The U.S. Department of Housing and Urban Development audit found that city officials did not understand their responsibilities and did not develop a plan before rapidly awarding money from the American Recovery and Reinvestment Act, President Barack Obama's signature 2009 stimulus plan.
The audit calls on the city to demonstrate that the grant money was used properly or reimburse the federal government.
The city disputes the findings. Kate Briddell, director of Baltimore's homeless services, said the city did not do enough to monitor the spending by individual programs because it lacked resources to conduct more oversight. Moreover, Briddell said, the grant was difficult to administer.
The federal housing department "consistently stated, 'We are building this plane as we are flying it,' " Briddell wrote in letter disputing the audit findings. "Guidance was negligible, at best. While some of the paperwork was not completed or kept in a standard we would like … no waste, fraud or abuse was conducted," Briddell wrote.

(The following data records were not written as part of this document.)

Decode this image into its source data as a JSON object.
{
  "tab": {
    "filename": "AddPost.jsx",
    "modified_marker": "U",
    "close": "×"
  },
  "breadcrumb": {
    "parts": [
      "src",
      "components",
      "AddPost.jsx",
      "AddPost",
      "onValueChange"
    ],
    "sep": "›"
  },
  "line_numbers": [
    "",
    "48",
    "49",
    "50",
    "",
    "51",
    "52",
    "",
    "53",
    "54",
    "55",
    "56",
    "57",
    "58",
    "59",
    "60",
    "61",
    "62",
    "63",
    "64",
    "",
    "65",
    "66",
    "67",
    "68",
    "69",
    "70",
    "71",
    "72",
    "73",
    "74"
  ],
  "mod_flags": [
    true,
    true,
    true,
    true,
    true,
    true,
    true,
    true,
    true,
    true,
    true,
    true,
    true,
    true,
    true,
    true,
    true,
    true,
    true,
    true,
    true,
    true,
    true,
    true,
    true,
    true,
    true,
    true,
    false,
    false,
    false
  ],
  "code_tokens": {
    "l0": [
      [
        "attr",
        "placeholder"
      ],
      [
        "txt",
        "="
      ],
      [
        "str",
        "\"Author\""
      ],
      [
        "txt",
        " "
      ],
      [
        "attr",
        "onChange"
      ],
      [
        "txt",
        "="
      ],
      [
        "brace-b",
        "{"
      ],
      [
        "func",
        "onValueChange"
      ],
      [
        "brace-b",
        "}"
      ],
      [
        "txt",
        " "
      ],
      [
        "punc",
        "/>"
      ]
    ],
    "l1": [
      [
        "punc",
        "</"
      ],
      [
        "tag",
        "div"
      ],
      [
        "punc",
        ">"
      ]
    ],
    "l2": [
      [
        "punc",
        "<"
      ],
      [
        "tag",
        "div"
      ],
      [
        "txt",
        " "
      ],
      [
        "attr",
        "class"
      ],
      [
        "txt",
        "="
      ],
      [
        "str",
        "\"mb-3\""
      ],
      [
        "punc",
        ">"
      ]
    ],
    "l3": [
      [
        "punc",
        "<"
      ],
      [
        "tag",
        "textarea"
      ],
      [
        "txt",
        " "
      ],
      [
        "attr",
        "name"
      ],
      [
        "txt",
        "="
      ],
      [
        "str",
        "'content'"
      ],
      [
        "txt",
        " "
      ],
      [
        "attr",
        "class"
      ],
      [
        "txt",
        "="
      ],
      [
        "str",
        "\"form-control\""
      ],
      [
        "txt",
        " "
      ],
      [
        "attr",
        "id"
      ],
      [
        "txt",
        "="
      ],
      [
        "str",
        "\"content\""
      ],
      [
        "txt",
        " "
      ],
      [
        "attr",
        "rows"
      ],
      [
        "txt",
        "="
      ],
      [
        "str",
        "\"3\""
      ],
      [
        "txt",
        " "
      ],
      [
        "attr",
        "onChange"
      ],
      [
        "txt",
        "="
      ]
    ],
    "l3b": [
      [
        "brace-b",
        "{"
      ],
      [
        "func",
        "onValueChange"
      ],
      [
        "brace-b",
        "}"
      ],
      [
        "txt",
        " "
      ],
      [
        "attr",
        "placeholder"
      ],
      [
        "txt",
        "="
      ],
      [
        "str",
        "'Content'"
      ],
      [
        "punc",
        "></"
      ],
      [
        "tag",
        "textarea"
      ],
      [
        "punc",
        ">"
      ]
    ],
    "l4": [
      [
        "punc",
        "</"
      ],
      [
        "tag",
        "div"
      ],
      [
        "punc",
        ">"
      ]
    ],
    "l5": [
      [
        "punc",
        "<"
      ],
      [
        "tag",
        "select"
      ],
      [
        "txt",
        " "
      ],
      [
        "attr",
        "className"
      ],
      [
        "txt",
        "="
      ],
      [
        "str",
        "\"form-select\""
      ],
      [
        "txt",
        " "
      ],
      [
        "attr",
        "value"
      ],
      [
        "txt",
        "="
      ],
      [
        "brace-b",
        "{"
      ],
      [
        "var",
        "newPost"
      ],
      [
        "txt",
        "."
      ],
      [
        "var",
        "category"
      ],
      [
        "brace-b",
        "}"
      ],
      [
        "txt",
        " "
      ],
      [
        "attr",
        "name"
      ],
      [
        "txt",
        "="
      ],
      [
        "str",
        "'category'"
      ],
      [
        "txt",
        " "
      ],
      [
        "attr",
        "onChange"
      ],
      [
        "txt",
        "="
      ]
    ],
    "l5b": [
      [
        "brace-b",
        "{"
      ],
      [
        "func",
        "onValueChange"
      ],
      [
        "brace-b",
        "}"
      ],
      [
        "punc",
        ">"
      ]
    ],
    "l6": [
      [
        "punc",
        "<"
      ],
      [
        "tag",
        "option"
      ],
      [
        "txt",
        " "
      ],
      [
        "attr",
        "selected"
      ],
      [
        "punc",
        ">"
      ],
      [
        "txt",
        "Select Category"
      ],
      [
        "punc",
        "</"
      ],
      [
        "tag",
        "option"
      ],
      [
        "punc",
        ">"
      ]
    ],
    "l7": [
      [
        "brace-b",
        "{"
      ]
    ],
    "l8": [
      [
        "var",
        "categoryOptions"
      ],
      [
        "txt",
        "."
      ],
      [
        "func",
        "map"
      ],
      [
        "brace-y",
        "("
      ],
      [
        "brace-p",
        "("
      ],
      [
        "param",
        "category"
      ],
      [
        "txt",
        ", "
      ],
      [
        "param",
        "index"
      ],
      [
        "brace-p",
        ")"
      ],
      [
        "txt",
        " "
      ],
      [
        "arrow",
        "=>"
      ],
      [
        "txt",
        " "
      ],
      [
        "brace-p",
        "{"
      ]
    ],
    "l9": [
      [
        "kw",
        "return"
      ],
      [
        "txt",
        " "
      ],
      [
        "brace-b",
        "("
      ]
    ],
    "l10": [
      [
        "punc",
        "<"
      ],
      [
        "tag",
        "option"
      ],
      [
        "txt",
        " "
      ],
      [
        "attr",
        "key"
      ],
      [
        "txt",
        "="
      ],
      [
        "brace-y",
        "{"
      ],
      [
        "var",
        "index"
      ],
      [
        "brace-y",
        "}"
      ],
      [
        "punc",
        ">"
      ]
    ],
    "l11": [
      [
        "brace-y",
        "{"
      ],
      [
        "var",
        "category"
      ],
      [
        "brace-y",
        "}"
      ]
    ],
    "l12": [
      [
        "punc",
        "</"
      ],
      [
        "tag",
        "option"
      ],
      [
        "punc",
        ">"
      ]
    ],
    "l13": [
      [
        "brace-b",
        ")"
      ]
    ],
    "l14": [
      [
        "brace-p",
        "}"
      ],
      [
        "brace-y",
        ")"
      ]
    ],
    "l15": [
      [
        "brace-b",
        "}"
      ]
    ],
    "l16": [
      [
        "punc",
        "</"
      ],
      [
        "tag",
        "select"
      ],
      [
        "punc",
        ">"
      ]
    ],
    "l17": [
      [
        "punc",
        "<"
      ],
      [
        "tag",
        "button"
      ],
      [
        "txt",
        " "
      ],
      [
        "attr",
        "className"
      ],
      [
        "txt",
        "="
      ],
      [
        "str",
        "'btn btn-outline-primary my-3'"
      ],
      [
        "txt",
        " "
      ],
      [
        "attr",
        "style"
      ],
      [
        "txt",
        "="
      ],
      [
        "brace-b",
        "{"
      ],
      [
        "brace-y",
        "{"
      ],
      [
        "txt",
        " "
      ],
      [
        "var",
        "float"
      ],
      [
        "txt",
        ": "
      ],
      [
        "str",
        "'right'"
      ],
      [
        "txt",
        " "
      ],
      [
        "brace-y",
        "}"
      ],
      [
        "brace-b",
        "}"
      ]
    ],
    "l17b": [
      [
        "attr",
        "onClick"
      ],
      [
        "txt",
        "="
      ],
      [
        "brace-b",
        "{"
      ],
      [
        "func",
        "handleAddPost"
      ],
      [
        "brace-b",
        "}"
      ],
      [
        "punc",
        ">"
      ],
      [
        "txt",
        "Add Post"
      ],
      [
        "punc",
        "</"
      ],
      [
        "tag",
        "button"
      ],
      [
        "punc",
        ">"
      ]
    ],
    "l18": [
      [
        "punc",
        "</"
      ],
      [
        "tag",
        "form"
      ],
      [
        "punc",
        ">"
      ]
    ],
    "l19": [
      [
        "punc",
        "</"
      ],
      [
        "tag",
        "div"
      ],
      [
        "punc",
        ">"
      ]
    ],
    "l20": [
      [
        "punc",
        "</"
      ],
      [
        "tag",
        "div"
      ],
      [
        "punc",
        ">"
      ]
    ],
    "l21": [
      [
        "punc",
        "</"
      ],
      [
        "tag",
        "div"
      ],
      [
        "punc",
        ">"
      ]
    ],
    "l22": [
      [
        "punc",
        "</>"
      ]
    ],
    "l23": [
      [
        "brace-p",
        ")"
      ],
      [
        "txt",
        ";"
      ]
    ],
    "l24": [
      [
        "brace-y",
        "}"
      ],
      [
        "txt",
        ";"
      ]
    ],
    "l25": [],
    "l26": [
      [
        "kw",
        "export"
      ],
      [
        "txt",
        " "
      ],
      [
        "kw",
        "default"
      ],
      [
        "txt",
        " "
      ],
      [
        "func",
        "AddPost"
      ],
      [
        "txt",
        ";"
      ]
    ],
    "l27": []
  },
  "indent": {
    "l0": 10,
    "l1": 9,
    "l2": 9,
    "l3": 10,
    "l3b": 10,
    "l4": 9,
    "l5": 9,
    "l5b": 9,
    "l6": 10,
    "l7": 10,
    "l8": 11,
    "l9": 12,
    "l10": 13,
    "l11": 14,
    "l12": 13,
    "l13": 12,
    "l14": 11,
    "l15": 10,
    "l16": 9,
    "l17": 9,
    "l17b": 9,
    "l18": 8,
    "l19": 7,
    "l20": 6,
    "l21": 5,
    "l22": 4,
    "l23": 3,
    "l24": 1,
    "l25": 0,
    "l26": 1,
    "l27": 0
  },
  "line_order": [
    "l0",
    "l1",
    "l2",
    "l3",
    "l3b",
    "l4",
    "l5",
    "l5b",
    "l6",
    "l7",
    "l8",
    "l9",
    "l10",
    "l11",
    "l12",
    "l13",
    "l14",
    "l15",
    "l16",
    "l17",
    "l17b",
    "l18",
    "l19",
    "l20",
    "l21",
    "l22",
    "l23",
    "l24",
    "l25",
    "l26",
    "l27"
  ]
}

The audit found that the city monitored only five of 15 programs contracted to provide the services, and in three of those cases it did so only when federal authorities flagged possible problems.
Nationally, the stimulus plan provided $1.5 billion for homeless prevention and intervention efforts, including temporary rental assistance, money for security and utility deposits, housing relocation and credit counseling.
Olivia D. Farrow, director of the mayor's Office of Human Services, said the city will work closely with federal officials to prove the money was spent appropriately, including working with the service providers to produce records.
"The dollars supported efforts to prevent and end homelessness for nearly 10,000 vulnerable people," Farrow said.
The city wrote an agreement with the United Way of Central Maryland to manage about 93 percent of the money, or $8.8 million. The local United Way would then administer contracts with service providers selected by the city.
The auditors say the city paid United Way a prorated amount rather than reimbursing the money based on actual expenses, as the grant required.
Mark Furst, president of the United Way of Central Maryland, said the nonprofit was in full compliance with its agreement with the city.
One of the service providers, the Prisoners Aid Association of Maryland, could not produce files to show how $270,550 was spent, the audit found. United Way terminated its contract with the defunct organization in July 2011.
Frank Marchant, former director of Prisoners Aid, said he couldn't provide proof of the spending because his files were stolen. He said no money was misspent and that it was he who alerted the federal government to double billing that he blamed on a former employee.
"When I saw what was going on … I reported it to everyone involved," he said.
Another service provider, the Public Justice Center, used stimulus cash to pay its legal staff salaries and didn't produce time sheets to show their time was spent specifically on tasks allowed under the terms of the grant, according to the audit. It also found that the center did not independently verify whether the individuals they served were poor enough to qualify for help.
In all, the Public Justice Center received $336,000.
John Nethercut, the nonprofit's director, said the center's staff helped more than 800 tenants and their families from being evicted, including cases in which their landlords' property went into foreclosure. He said that the center followed all the procedures requested by the city.
Nethercut noted that the audit does not question the quality of the services provided.
"The many tenants we serve will attest to the value of having legal advice at a time of personal crisis in their lives," Nethercut said.